Homemade Baby Food: Tips and Tricks

Once you’re ready to start feeding solids to your baby -- usually when he’s between 4 and 6 months old -- one of your top questions may be whether to buy your child’s baby food or make it at home. Both are fine options, but if you do choose to go the route of homemade baby food, know that it can be a fun and tasty choice for your new baby! Let these tips get you started.

Invest in the basics.
Preparing homemade baby food doesn’t require expensive equipment. All you really need is a blender or a food processor, a chopping knife, and ice-cube trays if you want to freeze extra batches of food. The fancy baby food you see in stores may look appealing, but in most cases you can get the same quality using the cooking tools you already have in your kitchen.

Consider cleanliness.
Your new baby’s immune system is still developing, so it’s important to wash and scrub fruits and veggies before cooking them, keep a clean preparation surface, and store foods appropriately. If there are any leftovers in your baby’s bowl after he eats, discard them to avoid contamination.

Cook what you eat.
A simple way to prepare homemade baby food is to cook for your baby the same food you’re eating, when safe and appropriate. If you’re having, say, a sweet potato with your fish dinner, throw another sweet potato in the oven for your baby. Don't add any salt or seasonings to your child's portion, and make sure the food is lukewarm when you serve it so it doesn’t burn his little mouth. For young babies just getting started eating solids, you'll need to mash or puree the potato.

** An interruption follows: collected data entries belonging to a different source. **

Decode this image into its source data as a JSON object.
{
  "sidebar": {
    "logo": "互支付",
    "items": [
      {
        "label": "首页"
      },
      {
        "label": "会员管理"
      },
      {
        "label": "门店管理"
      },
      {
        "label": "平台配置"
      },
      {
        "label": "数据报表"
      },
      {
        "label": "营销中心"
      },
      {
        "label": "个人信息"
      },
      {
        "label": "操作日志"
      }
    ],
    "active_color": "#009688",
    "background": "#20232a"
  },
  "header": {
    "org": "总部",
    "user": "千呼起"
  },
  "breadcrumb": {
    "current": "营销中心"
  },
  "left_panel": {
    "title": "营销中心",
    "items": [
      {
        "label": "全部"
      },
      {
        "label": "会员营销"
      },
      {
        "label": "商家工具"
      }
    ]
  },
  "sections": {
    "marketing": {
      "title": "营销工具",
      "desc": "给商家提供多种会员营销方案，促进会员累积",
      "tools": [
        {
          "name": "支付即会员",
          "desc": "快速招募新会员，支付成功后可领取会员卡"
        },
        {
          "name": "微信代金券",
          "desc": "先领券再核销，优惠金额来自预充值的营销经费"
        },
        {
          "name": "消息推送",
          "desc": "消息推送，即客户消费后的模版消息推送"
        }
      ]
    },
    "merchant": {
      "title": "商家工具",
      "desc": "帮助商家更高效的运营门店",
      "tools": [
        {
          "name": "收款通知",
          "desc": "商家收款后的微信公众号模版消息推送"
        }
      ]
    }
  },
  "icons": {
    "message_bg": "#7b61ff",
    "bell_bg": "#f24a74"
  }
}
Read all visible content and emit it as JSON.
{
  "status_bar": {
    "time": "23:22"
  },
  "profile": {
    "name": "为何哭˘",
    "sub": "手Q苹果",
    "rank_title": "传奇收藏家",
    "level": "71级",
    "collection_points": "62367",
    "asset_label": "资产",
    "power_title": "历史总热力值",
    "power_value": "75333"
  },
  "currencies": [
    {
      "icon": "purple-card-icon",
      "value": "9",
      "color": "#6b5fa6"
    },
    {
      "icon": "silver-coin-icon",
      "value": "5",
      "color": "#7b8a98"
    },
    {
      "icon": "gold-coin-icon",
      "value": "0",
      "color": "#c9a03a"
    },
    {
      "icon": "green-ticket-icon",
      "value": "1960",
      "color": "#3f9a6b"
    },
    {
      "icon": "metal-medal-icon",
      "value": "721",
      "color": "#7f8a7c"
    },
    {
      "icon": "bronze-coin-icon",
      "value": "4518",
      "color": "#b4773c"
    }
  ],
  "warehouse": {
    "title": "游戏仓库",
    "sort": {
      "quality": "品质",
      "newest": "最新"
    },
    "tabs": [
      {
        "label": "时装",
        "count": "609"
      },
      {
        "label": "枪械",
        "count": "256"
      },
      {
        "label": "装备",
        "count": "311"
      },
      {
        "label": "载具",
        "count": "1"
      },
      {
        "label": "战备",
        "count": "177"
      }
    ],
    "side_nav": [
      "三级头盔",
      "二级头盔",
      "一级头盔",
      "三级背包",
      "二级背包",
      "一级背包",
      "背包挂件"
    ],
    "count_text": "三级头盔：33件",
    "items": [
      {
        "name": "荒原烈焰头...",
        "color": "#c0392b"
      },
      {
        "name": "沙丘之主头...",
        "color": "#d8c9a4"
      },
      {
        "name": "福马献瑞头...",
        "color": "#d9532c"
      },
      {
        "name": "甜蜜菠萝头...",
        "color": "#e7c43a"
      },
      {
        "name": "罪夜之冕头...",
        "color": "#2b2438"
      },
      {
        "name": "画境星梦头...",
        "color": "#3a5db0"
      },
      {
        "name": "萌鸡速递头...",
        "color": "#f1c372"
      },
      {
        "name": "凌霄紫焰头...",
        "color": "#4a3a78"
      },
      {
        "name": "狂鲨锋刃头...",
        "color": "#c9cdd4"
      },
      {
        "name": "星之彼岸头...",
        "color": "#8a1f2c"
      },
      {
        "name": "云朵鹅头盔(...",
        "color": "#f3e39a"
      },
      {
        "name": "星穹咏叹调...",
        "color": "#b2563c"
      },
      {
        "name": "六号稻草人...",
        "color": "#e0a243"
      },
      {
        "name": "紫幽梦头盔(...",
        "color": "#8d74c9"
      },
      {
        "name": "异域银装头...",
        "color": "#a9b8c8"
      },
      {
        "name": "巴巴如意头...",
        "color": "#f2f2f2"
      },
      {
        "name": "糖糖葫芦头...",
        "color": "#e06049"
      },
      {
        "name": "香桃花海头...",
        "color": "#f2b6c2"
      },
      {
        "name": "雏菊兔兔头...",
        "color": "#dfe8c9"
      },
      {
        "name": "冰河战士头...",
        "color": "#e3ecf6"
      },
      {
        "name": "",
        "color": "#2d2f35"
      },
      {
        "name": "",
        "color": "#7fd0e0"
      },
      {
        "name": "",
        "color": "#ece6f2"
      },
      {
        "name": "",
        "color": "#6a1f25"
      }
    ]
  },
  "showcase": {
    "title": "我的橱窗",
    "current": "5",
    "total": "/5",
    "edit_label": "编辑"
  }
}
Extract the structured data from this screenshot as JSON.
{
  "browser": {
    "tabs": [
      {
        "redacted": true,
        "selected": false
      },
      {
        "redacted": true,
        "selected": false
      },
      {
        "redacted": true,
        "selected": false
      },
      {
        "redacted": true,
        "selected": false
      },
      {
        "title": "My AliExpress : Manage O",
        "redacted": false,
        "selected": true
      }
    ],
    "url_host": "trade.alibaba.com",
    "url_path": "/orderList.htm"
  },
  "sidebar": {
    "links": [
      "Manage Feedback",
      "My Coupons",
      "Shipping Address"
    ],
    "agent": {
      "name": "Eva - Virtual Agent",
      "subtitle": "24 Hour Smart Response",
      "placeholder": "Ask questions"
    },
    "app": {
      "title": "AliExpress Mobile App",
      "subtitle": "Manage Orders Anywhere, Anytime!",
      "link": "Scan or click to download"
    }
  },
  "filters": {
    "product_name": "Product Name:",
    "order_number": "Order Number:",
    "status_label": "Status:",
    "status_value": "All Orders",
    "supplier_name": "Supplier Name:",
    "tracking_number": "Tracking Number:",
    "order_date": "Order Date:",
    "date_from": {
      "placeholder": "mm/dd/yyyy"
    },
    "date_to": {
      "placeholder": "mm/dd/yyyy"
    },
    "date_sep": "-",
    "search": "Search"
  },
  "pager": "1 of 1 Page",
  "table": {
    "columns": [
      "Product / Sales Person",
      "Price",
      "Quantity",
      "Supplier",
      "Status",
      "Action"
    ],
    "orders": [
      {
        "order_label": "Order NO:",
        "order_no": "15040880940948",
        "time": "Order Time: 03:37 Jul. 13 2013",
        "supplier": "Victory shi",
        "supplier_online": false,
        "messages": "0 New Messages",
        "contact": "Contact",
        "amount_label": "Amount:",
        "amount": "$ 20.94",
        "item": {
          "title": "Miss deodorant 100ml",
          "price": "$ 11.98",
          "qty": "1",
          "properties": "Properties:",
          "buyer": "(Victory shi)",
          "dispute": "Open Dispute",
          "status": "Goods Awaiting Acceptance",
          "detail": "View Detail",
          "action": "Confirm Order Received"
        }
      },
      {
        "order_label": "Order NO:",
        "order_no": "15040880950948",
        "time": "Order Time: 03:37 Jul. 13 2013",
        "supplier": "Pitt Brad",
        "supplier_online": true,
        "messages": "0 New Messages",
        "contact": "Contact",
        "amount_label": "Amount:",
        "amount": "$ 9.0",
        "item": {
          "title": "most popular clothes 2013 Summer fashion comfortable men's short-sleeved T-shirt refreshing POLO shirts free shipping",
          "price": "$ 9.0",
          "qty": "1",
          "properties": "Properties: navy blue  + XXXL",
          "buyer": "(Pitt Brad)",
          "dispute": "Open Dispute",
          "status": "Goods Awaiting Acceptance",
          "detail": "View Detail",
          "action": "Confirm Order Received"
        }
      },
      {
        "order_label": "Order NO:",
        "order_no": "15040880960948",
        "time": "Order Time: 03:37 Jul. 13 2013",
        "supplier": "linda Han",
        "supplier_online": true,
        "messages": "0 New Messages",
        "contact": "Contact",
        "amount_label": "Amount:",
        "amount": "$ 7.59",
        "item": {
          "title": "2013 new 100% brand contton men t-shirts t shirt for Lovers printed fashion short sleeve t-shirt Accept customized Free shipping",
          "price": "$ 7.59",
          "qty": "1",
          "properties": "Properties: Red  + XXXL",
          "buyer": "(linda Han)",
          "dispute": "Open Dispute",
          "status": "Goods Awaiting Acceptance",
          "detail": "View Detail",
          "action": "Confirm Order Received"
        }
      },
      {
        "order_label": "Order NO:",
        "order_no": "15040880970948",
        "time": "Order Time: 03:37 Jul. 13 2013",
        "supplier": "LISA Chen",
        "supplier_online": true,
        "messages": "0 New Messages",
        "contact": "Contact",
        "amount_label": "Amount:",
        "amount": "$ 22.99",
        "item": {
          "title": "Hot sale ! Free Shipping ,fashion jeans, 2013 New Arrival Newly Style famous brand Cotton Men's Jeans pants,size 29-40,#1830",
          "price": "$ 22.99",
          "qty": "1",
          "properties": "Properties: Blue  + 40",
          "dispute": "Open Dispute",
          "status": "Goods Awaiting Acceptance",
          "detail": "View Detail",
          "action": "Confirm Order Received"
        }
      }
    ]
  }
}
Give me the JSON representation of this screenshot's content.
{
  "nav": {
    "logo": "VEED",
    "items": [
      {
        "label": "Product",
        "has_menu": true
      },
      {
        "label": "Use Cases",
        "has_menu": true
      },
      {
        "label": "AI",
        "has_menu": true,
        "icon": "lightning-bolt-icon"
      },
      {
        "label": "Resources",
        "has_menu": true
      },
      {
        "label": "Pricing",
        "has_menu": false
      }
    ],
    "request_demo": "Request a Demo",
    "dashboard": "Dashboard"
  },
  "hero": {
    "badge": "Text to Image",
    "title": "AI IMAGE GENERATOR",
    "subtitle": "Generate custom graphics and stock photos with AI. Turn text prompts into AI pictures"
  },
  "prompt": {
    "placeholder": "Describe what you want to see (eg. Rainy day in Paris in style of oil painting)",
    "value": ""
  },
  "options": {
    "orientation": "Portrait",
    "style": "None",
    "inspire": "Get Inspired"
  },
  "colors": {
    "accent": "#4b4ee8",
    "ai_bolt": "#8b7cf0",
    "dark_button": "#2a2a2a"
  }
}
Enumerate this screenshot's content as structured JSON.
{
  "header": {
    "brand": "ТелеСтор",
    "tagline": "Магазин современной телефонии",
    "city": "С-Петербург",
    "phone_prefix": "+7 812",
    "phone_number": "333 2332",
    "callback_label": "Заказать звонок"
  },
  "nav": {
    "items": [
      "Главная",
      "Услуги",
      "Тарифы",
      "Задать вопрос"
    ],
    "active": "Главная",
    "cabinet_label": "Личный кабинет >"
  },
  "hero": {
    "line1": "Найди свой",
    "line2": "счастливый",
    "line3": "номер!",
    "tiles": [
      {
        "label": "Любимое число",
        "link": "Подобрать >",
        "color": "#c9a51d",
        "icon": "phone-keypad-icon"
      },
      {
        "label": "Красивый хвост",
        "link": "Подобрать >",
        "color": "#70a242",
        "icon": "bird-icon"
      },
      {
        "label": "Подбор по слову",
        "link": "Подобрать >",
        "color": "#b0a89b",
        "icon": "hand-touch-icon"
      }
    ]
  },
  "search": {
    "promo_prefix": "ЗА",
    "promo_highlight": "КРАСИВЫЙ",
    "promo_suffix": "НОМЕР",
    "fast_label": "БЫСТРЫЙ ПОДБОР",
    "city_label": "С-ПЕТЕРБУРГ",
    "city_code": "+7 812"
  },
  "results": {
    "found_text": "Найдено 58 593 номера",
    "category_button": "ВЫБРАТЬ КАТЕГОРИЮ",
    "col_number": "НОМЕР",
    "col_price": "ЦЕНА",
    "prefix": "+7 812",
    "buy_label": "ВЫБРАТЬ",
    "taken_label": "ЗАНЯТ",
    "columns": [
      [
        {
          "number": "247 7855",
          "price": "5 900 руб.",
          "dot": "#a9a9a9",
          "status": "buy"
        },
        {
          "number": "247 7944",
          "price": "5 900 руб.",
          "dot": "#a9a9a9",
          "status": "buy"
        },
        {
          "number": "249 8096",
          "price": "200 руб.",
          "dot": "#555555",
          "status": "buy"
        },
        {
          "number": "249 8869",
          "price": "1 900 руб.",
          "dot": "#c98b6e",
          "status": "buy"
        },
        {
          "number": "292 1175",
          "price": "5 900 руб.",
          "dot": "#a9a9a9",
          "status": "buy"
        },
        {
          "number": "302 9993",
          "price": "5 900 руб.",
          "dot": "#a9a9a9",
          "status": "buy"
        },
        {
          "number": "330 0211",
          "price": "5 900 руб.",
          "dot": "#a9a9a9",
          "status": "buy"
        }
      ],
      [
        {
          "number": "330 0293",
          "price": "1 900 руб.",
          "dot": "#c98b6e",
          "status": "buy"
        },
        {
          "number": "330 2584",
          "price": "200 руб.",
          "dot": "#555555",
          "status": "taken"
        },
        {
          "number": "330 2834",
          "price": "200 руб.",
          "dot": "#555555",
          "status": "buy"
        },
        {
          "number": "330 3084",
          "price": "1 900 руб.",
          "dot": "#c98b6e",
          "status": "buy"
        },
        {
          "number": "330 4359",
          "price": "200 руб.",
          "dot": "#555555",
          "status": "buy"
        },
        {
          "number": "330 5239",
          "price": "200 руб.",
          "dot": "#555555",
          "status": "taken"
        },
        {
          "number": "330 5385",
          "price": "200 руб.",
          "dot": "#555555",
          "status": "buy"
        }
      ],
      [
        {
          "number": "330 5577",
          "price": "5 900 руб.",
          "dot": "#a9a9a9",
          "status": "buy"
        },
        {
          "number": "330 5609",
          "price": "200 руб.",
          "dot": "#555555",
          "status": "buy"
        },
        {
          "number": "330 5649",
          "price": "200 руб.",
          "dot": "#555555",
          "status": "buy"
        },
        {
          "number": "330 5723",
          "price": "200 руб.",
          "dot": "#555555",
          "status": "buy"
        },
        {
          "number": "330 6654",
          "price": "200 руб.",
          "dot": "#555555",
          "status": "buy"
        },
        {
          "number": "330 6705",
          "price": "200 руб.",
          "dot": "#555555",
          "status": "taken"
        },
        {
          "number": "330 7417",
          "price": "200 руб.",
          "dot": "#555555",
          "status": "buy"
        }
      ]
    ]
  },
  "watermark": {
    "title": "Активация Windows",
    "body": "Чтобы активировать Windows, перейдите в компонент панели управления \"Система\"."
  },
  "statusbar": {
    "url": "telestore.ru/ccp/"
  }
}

There are certain foods to avoid when making homemade baby food. Spinach, beets, turnips, carrots, and collard greens may contain levels of nitrates that are not safe for young babies. (These vegetables are safer in commercially prepared baby food because manufacturers test for nitrates.)

Start small.
There’s no need to whip up a culinary feast for your baby -- in fact, the simpler, the better. Remember to introduce only one food at a time, waiting at least two or three days before you introduce another, so you can watch for a possible allergic reaction. Your little one will gobble up these yummy baby food concoctions:

  • Apples and pears: Bake or steam peeled, cored apples and pears until tender. Cool and puree until smooth.
  • Green banana: Peel a ripe banana and avocado with the pit removed. Mash together until smooth (no need to cook!).  

For the first year of your baby’s life, breast milk or formula should be your baby’s main form of nutrition, so don’t be worried if your baby isn’t taking in too much of your homemade baby food. For now, just enjoy teaching your baby about the wonderful tastes of different vegetables, fruits, and other foods.